Steiner: Gerade in Europa haben wir in den letzten Jahren durch die plötzliche Ausbreitung von BSE oder der Maul- und Klauenseuche gelernt, dass es so nicht weitergehen kann. Auch die Fluten in China oder Europa haben gezeigt, dass Flussbegradigungen töricht sein können, wenn auf natürliche Auen verzichtet wird. Auch die Umweltschädigung durch die Verstädterung wird immer deutlicher. Hier sind intelligentere Strategien gefordert, die allerdings nicht besagen: Schluss mit der Verstädterung. Denn dort hat die konzentrierter wohnende Bevölkerung wiederum ein besseres Versorgungssystem zur Folge. Das ist vor allem in China von großer Bedeutung, wo die Bevölkerungsentwicklung auf dem Lande kaum noch in den Griff zu kriegen ist.

SPIEGEL ONLINE: Laufen die nötigen Bewusstseinsprozesse aber nicht zu langsam? Schließlich ist etwa das Kyoto-Protokoll für Klimaschutz immer noch nicht in Kraft.

Steiner: Wer zu spät kommt, den bestraft das Leben, hat Gorbatschow schon einmal deutlich genug gesagt. Aber wir leben heute. Das, was wir bislang nicht gemacht haben, ist bedauerlich, weil die Kosten des Nichthandelns immer höher werden. Aber handeln können wir immer noch. Deshalb muss immer deutlicher gemacht werden, wie hoch der Preis ist, heute nichts zu tun. Wir werden auch in 50 Jahren noch auf diesem Planeten leben. Aber die Kosten für Entscheidungen, die wir jetzt nicht treffen, eskalieren. Und sie treffen besonders die Ärmsten der Armen immer mehr.

Globus aus dem Gleichgewicht: Eröffnung des Uno-Weltgipfels in Johannesburg
AFP

Globus aus dem Gleichgewicht: Eröffnung des Uno-Weltgipfels in Johannesburg

SPIEGEL ONLINE: Ist die Rote Liste in diesem Sinne eine rote Karte für Versäumtes?
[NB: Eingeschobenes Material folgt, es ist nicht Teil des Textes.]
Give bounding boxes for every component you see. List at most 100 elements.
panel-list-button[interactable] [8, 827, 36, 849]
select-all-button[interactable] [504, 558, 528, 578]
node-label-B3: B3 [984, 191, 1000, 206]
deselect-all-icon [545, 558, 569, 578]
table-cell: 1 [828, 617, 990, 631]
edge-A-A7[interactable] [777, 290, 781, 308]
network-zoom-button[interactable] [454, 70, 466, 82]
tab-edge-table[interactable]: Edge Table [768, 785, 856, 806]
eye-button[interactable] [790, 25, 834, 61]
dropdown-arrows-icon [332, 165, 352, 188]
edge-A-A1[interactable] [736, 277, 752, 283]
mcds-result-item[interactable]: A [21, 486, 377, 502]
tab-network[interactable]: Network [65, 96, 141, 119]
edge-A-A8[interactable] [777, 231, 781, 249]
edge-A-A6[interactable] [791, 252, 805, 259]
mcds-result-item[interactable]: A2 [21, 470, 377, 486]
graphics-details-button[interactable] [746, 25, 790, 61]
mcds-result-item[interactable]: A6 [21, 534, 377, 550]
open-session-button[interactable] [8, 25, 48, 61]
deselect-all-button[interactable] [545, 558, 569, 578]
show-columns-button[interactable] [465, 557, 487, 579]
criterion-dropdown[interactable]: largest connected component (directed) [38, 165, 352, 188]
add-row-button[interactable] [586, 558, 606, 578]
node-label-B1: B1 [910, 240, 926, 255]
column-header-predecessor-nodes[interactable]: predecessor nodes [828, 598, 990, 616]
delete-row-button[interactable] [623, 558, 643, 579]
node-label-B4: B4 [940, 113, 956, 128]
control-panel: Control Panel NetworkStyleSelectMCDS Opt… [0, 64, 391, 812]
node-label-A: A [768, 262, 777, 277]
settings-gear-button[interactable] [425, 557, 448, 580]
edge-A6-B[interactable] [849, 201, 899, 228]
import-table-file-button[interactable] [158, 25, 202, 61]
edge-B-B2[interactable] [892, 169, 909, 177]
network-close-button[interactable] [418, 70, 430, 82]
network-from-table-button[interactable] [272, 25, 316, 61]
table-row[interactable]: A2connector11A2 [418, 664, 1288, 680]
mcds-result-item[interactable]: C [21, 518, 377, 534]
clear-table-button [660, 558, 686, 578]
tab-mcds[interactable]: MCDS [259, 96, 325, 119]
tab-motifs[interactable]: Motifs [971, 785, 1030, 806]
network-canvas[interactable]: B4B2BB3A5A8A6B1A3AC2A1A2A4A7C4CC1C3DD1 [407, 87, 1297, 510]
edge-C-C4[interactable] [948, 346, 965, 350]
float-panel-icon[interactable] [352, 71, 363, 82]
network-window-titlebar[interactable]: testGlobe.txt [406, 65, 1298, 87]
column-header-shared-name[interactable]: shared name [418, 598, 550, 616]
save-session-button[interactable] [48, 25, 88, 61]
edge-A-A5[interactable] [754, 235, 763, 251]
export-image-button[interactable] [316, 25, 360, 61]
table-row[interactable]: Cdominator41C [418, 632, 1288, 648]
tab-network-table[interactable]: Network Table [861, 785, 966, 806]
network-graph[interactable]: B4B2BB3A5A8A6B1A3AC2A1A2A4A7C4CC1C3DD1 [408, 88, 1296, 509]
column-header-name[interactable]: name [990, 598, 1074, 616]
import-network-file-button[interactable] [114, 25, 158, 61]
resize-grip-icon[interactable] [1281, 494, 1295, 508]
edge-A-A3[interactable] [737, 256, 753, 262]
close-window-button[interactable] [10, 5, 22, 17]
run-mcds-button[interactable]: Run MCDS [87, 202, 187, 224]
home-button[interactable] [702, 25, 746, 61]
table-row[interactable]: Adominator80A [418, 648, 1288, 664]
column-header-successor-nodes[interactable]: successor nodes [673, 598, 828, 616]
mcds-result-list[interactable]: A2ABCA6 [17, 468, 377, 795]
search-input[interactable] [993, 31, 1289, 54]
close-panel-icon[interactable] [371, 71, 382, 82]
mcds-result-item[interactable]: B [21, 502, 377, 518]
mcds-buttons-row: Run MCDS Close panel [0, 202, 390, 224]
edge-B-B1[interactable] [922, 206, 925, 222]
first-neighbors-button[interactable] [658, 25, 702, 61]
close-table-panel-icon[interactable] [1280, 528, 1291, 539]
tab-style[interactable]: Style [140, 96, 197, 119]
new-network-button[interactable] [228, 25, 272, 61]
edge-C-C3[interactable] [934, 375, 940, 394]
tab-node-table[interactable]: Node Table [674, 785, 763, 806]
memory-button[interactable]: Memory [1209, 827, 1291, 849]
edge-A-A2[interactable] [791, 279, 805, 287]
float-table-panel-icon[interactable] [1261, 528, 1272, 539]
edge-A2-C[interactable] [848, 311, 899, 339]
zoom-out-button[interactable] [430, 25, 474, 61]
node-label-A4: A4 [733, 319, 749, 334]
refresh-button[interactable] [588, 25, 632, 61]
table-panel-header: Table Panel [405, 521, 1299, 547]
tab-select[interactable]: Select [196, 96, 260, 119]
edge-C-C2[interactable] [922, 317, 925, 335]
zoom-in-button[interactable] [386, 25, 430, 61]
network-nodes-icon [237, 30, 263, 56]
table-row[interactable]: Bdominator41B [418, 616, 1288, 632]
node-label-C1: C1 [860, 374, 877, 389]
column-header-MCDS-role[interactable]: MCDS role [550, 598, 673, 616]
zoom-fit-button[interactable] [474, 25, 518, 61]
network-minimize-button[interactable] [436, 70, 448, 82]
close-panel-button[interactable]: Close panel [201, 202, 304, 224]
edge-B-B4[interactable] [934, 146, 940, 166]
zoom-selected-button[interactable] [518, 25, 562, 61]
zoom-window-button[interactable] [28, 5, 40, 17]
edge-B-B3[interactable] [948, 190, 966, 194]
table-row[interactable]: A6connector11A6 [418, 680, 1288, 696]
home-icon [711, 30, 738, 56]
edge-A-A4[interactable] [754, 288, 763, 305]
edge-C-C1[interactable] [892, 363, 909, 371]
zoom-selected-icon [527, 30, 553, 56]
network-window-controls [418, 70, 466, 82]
Steiner: Noch verwarnt sie nur und soll als Hilfsmittel dienen. Sie ist für Regierungen natürlich ein Referenzdokument. Und sie wird ausgebaut, um weltweit alle einfließenden Daten kontinuierlich zu vernetzen und abrufbar zu machen. Wir wollen damit nicht nur Umweltämter, sondern auch die Zivilgesellschaft mit Informationen versorgen, um sich zu engagieren. Außerdem wollen wir die Privatwirtschaft herausfordern.

SPIEGEL ONLINE: Wie das?

Steiner: Es gibt keinen Grund mehr, warum eine Ölgesellschaft eine Bohrung oder ein Tourismusunternehmen ein Hotel plant, ohne die Rote Liste zu beachten. Daraus können sie erfahren, welche Tierarten in den Bereichen gefährdet werden, in denen sie tätig werden wollen. Was sind die Konsequenzen unseres Handelns auf der Grundlage unseres Wissens? Diese Einsicht muss wachsen. Sonst sehe ich schwarz.